State of the Field (Fall 2000)
- Dear list members,
This appears to be a great year for academic research in Arthurian popular culture studies. In March at the Toronto Sheraton, the Arthurian Legends Area of the Popular Culture Association offered a full day of papers on such diverse topics as comics, fiction, film, and television. Two months later, there were some great papers on Arthurian film and television (including one on Witchblade) at the International Medieval Conference at Kalamazoo. This summer (despite some members of the Society's reluctance to accept modern Arthuriana) there were a number of papers on Arthurian film, fiction, and illustration at the International Arthurian Society's triennial congress.
In terms of print resources, we have already seen the publication of Elizabeth Sklar and Donald Hoffman's King Arthur in Popular Culture (McFarland), which includes a number of informative essays including those by list members Dan Nastali (on music) and Jason Tondro (on comics); Alan Lupack's New Directions in Arthurian Studies (D. S. Brewer), a collection based on papers presented at the Camelot 2000 conference held in 2000 at the University of Rochester (home of The Camelot Project online resource <http://www.lib.rochester.edu/camelot/cphome.stm>); Arthur Groos and Norris J. Lacy's Perceval: A Casebook (Routledge) with essays on film and fiction; and Kevin J. Harty's Cinema Arthuriana: Twenty Essays, Revised Edition (McFarland), the essential reference for Arthurian film studies. Later this year, D. S. Brewer will publish a collection on the Arthurian legend in music.
On a more personal note, I have recently completed an essay on the return of King Arthur in the comics for a new book on Arthurian juvenilia for Palgrave Macmillan edited by Barbara Tepa Lupack (co-editor of King Arthur in America). The essay is a revision of a paper I presented at Camelot 2000. This version covers Arthur's return through reenactment (including a nice section on the X-men) and substitution, and with the editor's permission it will be uploaded to the comics list "files". Also, I have recently received word that my paper on Merlin in the comics has been accepted for inclusion on a panel at the International Medieval Conference next May at Kalamazoo.
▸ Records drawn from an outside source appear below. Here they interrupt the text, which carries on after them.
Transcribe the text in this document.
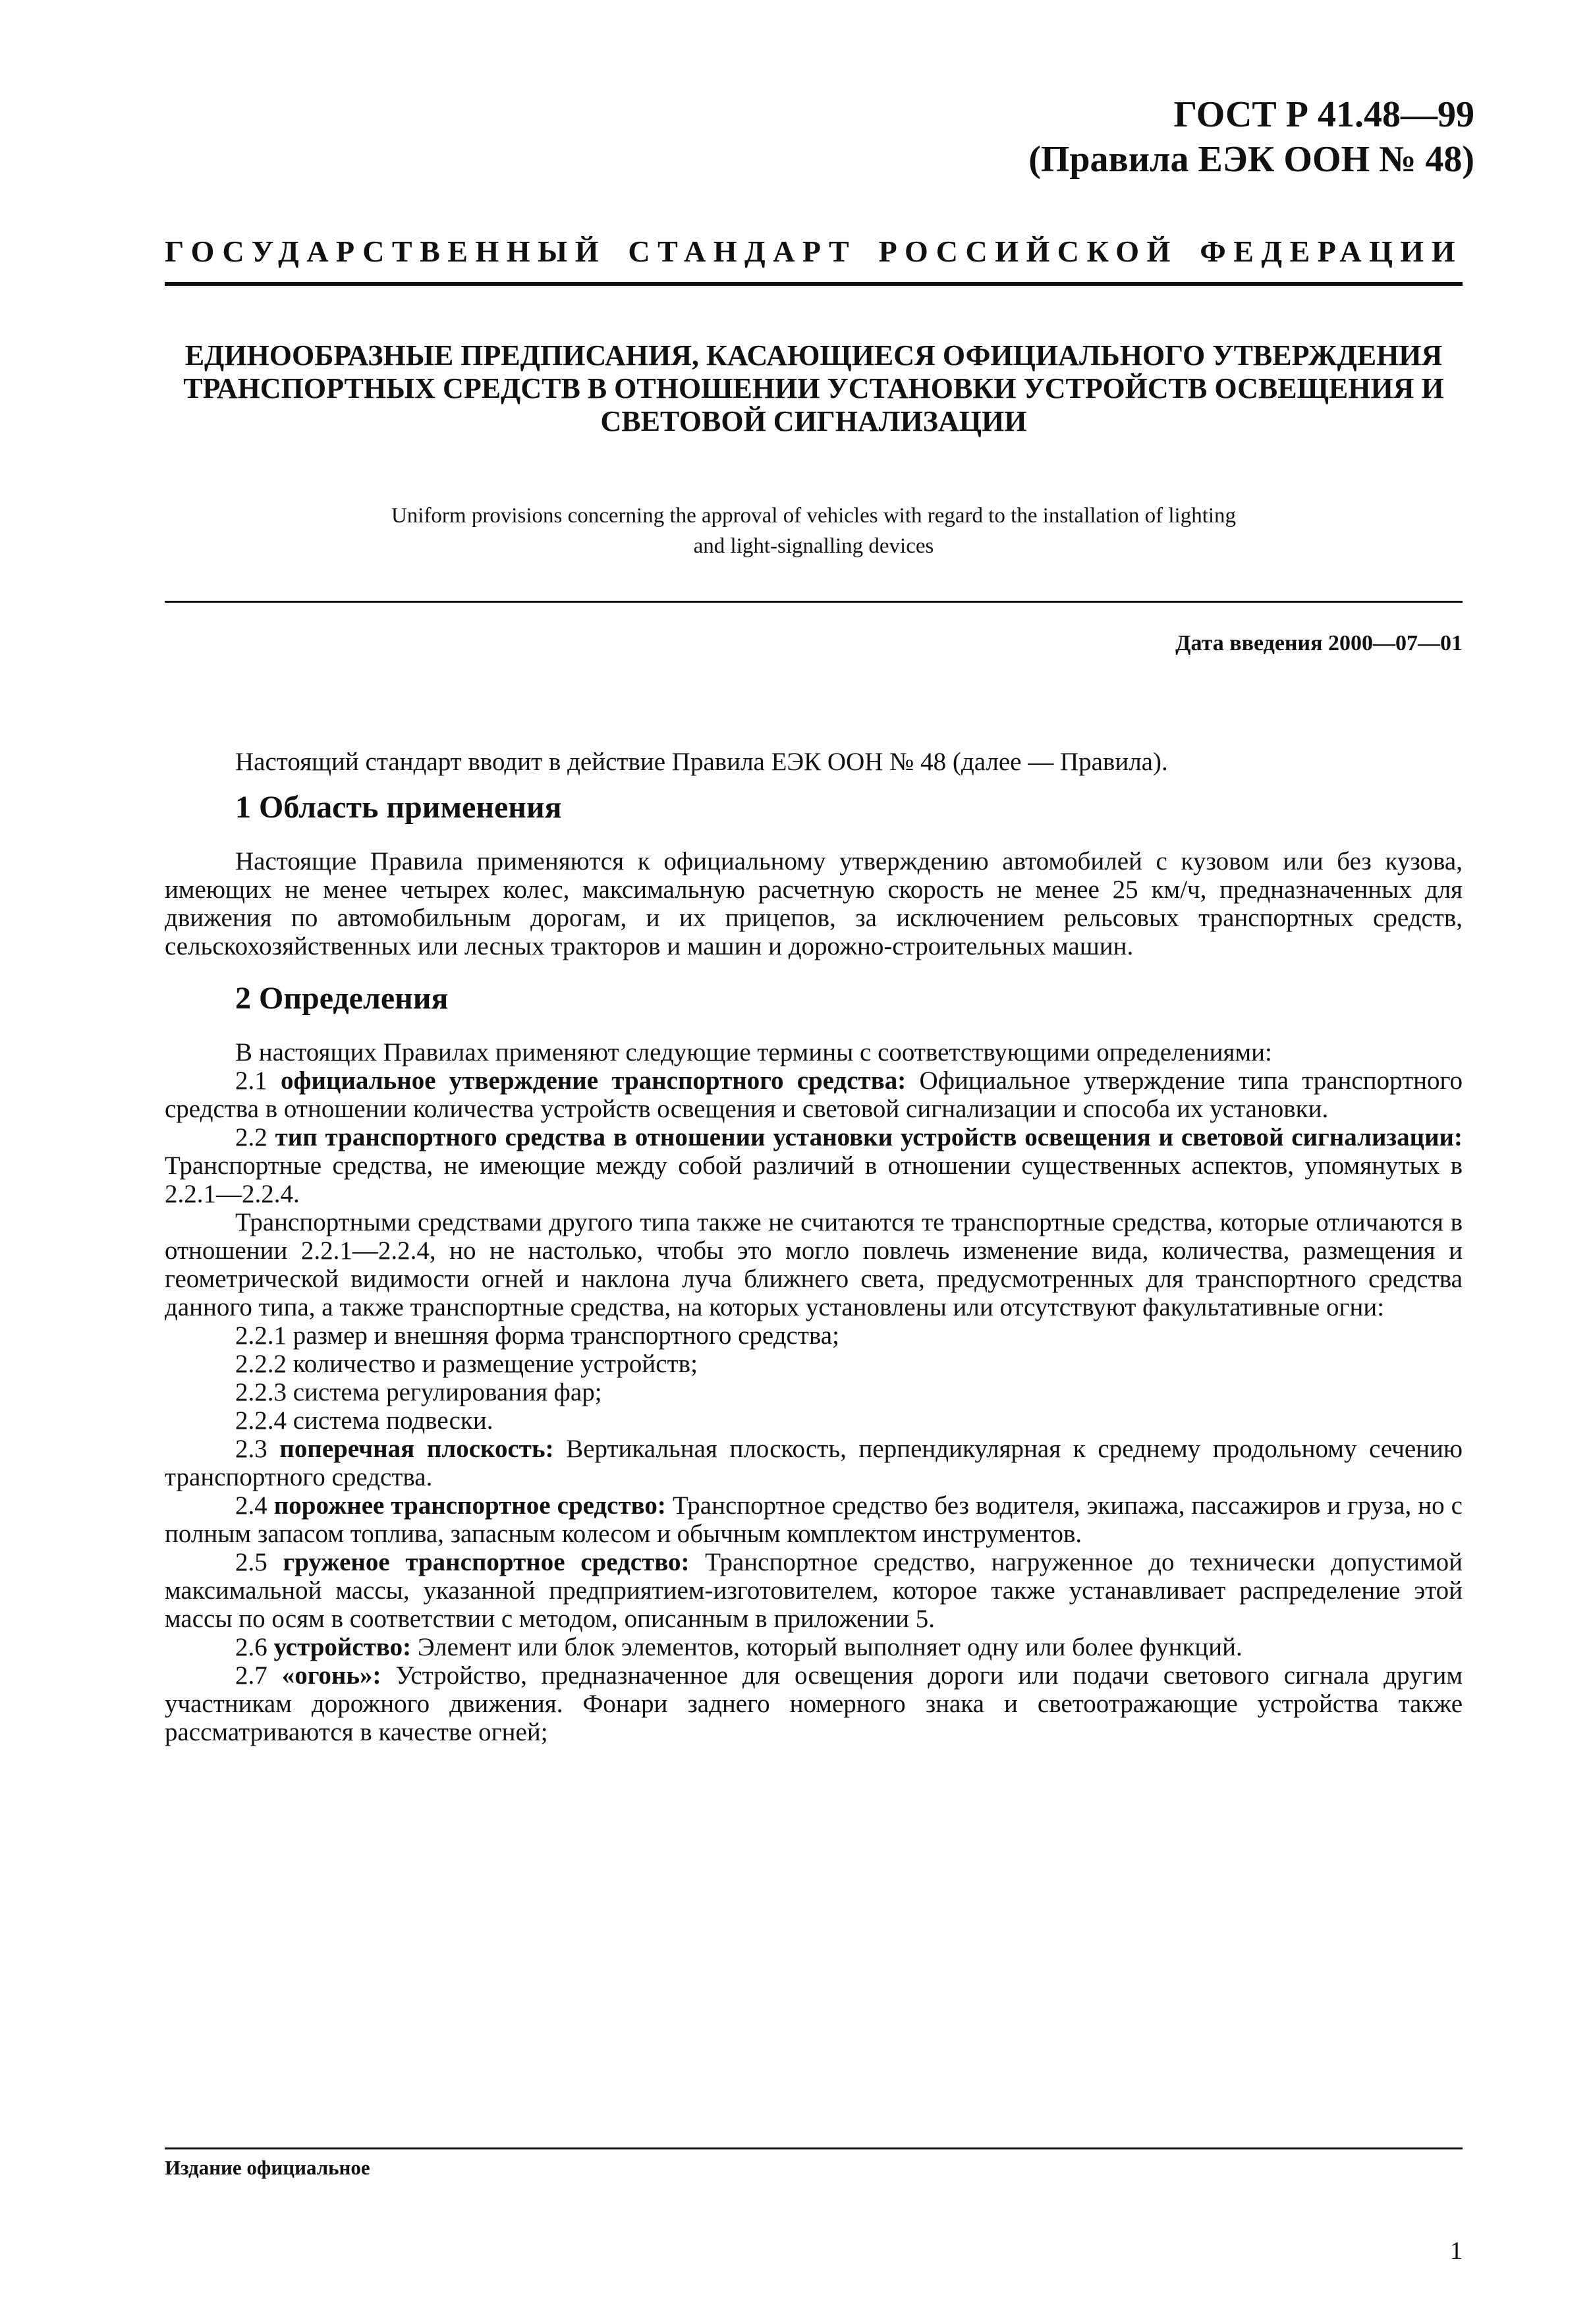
ГОСТ Р 41.48—99
(Правила ЕЭК ООН № 48)
ГОСУДАРСТВЕННЫЙ СТАНДАРТ РОССИЙСКОЙ ФЕДЕРАЦИИ
ЕДИНООБРАЗНЫЕ ПРЕДПИСАНИЯ, КАСАЮЩИЕСЯ ОФИЦИАЛЬНОГО УТВЕРЖДЕНИЯ
ТРАНСПОРТНЫХ СРЕДСТВ В ОТНОШЕНИИ УСТАНОВКИ УСТРОЙСТВ ОСВЕЩЕНИЯ И
СВЕТОВОЙ СИГНАЛИЗАЦИИ
Uniform provisions concerning the approval of vehicles with regard to the installation of lighting
and light-signalling devices
Дата введения 2000—07—01

Настоящий стандарт вводит в действие Правила ЕЭК ООН № 48 (далее — Правила).

1 Область применения

Настоящие Правила применяются к официальному утверждению автомобилей с кузовом или без кузова, имеющих не менее четырех колес, максимальную расчетную скорость не менее 25 км/ч, предназначенных для движения по автомобильным дорогам, и их прицепов, за исключением рельсовых транспортных средств, сельскохозяйственных или лесных тракторов и машин и дорожно-строительных машин.

2 Определения

В настоящих Правилах применяют следующие термины с соответствующими определениями:

2.1 официальное утверждение транспортного средства: Официальное утверждение типа транспортного средства в отношении количества устройств освещения и световой сигнализации и способа их установки.

2.2 тип транспортного средства в отношении установки устройств освещения и световой сигнализации: Транспортные средства, не имеющие между собой различий в отношении существенных аспектов, упомянутых в 2.2.1—2.2.4.

Транспортными средствами другого типа также не считаются те транспортные средства, которые отличаются в отношении 2.2.1—2.2.4, но не настолько, чтобы это могло повлечь изменение вида, количества, размещения и геометрической видимости огней и наклона луча ближнего света, предусмотренных для транспортного средства данного типа, а также транспортные средства, на которых установлены или отсутствуют факультативные огни:

2.2.1 размер и внешняя форма транспортного средства;

2.2.2 количество и размещение устройств;

2.2.3 система регулирования фар;

2.2.4 система подвески.

2.3 поперечная плоскость: Вертикальная плоскость, перпендикулярная к среднему продольному сечению транспортного средства.

2.4 порожнее транспортное средство: Транспортное средство без водителя, экипажа, пассажиров и груза, но с полным запасом топлива, запасным колесом и обычным комплектом инструментов.

2.5 груженое транспортное средство: Транспортное средство, нагруженное до технически допустимой максимальной массы, указанной предприятием-изготовителем, которое также устанавливает распределение этой массы по осям в соответствии с методом, описанным в приложении 5.

2.6 устройство: Элемент или блок элементов, который выполняет одну или более функций.

2.7 «огонь»: Устройство, предназначенное для освещения дороги или подачи светового сигнала другим участникам дорожного движения. Фонари заднего номерного знака и светоотражающие устройства также рассматриваются в качестве огней;

Издание официальное
1
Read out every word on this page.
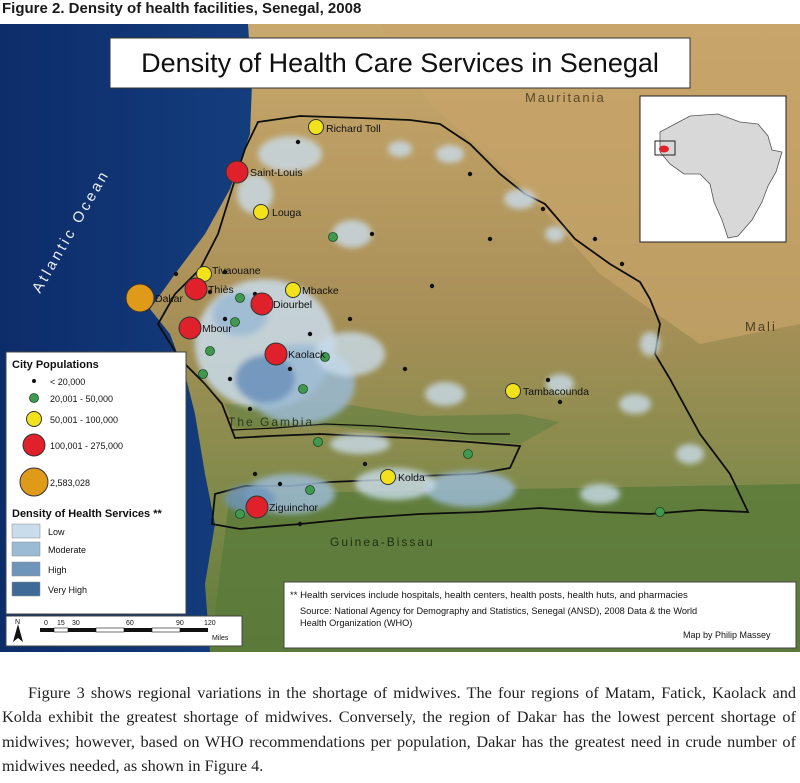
Figure 2. Density of health facilities, Senegal, 2008
Density of Health Care Services in Senegal
Atlantic Ocean
Mauritania
Mali
The Gambia
Guinea-Bissau
Richard Toll
Saint-Louis
Louga
Tivaouane
Thiès
Dakar
Mbacke
Diourbel
Mbour
Kaolack
Tambacounda
Kolda
Ziguinchor
City Populations
< 20,000
20,001 - 50,000
50,001 - 100,000
100,001 - 275,000
2,583,028
Density of Health Services **
Low
Moderate
High
Very High
N	0 15 30	60	90	120
Miles
** Health services include hospitals, health centers, health posts, health huts, and pharmacies
Source: National Agency for Demography and Statistics, Senegal (ANSD), 2008 Data & the World
Health Organization (WHO)
Map by Philip Massey
Figure 3 shows regional variations in the shortage of midwives. The four regions of Matam, Fatick, Kaolack and Kolda exhibit the greatest shortage of midwives. Conversely, the region of Dakar has the lowest percent shortage of midwives; however, based on WHO recommendations per population, Dakar has the greatest need in crude number of midwives needed, as shown in Figure 4.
The panel is on Arthurian illustration and sponsored by the North American Branch of the International Arthurian Society.
Lastly, does any one else have any good news about publications? I'm starting work on a listing of scholarship on twentieth-century (and twenty-first-century) Arthuriana for the popular culture list home page <http://home.att.net/~mtorregrossa/arthpchome.htm>, and I'd like to be as comprehensive as possible. You can also send information on other periods as well. Arthurian studies are a continuing tradition, and this list will not discriminate between periods.